Regarding the risk of infections with metazoan parasites, such as helminths, Echinococcus granulosus is a common cestode in our country that can infect dogs after ingestion of RMBDs and is a considerable threat to public health. It has an indirect life cycle with dogs (or other carnivores) as definitive hosts and sheep (or other farm animals such as goats, cattle, pigs) as intermediate hosts. Definitive hosts that are infected with the adult form of the parasite in the small intestine, shed proglottids or eggs through their faeces in the environment, which are ingested by the intermediate hosts where hydatid cysts are developed. Dogs and cats therefore become infected when they ingest these cysts in contaminated raw meat or visceral organs. Dogs and cats that are infected with Echinococcus spp. usually do not show clinical signs and remain asymptomatic (Companion Animal Parasite Council 2020). However, they increase the risk of zoonosis, because humans are intermediate hosts and eggs shed in the faeces survive for months in the environment under the appropriate conditions and can easily infect humans and evolve to hydatid cysts in the liver and lungs. Even though there are no safe guidelines to destroy hydatid cysts in raw meat, in a research study that evaluated their elimination by freezing or heating, it was noted that freezing in -18°C for three hours was ineffective (87.28%) in killing the scolex found inside the cysts. In contrast, freezing in -18°C for 6 and 9 hours was highly effective (Koutsoumanis et al. 2018, Mokhtaria & Ammar 2019).
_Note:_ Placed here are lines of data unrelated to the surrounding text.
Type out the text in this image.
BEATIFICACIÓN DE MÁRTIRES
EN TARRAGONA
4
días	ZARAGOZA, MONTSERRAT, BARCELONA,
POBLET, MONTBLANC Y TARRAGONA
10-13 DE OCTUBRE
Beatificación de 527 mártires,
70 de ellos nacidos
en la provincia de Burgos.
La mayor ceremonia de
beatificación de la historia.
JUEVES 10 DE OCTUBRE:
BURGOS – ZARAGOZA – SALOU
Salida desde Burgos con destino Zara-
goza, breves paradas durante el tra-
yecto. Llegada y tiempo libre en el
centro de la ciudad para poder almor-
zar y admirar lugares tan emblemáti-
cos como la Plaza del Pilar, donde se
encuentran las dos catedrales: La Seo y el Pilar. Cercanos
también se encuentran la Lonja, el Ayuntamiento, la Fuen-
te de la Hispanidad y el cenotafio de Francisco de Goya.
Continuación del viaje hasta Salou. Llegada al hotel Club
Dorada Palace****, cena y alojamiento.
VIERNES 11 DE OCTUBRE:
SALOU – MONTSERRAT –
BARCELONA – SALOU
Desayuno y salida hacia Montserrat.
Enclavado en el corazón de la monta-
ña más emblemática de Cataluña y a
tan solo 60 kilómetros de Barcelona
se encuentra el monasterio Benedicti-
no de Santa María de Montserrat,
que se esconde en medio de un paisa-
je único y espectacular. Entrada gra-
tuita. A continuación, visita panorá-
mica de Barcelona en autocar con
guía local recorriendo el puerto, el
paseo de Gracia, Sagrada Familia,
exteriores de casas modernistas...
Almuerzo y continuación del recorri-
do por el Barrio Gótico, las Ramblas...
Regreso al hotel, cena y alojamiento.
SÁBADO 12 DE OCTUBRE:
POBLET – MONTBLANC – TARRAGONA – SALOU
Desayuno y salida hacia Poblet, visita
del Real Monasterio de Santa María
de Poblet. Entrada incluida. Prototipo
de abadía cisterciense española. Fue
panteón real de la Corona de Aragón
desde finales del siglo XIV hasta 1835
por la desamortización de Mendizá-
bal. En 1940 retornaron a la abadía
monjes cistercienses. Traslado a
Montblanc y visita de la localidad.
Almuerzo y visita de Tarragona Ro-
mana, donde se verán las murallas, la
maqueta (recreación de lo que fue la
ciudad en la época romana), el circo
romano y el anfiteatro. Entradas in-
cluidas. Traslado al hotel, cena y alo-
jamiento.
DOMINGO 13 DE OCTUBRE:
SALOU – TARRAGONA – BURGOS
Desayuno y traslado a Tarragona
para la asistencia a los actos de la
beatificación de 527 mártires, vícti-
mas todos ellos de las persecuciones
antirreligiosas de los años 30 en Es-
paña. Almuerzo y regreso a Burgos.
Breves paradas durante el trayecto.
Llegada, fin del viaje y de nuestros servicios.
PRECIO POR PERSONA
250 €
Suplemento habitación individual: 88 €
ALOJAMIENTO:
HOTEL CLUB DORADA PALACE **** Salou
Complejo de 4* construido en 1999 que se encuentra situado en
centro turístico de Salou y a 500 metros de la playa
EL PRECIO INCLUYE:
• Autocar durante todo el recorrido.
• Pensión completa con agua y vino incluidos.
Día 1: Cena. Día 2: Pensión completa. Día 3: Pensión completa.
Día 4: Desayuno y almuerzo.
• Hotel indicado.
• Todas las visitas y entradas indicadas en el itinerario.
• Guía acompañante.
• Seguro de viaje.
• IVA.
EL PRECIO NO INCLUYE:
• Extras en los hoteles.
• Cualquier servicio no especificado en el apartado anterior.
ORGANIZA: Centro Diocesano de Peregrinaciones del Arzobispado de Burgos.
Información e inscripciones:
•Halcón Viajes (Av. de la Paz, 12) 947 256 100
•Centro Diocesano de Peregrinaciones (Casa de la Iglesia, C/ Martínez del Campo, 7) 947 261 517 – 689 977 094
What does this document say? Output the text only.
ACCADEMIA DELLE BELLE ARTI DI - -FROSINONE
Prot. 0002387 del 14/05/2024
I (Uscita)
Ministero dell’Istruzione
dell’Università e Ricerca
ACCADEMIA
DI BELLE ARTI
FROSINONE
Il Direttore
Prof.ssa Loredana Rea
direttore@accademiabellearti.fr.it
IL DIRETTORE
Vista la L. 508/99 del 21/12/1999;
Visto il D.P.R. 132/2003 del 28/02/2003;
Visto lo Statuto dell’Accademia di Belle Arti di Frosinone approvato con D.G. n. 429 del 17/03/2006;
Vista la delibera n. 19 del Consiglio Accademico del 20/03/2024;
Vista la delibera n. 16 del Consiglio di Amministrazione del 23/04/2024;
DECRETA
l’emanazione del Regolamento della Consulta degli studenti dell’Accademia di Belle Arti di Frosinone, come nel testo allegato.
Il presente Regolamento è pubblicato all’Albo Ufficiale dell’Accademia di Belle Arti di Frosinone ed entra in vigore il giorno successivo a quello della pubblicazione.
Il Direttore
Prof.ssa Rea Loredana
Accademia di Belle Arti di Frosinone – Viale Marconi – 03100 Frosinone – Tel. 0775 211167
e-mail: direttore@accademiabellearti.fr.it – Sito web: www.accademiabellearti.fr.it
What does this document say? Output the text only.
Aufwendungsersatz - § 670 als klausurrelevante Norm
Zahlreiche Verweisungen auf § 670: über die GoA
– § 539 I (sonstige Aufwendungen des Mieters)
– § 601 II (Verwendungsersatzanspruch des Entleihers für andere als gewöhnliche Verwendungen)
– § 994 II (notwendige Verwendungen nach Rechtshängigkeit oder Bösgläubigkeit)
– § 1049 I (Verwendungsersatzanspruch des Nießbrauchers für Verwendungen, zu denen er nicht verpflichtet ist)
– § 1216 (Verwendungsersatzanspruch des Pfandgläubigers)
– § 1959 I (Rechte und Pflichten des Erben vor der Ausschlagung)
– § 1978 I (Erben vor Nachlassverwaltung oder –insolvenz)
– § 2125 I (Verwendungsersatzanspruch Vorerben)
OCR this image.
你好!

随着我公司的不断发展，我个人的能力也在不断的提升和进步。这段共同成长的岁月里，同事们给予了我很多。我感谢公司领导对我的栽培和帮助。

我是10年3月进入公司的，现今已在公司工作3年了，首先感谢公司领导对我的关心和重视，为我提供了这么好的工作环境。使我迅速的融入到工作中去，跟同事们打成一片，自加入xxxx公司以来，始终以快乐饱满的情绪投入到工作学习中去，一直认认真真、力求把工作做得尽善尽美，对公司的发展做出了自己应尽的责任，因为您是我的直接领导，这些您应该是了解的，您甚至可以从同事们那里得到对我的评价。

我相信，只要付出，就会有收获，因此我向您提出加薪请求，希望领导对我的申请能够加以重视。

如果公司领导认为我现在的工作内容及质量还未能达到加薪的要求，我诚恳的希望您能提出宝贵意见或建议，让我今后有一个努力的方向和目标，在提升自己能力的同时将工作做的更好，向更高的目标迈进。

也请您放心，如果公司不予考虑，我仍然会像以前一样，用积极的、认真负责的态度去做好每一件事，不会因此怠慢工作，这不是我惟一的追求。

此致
Finally, other significant parasites, such as species of the genera Trichinella and Taenia, are usually not identified in commercial raw diets, because of the mandatory European Legislation for meat inspection and elimination of Trichinella-infected carcasses these do not enter in our food chain (EC Regulation No 854/2004 and No 2015/1375).
In conclusion, pathogenic microorganisms that can endanger animal and human health can be identified in RMBD diets. Specifically, for parasites, they can be found when raw diets with tissues of animal origin are inappropriately frozen.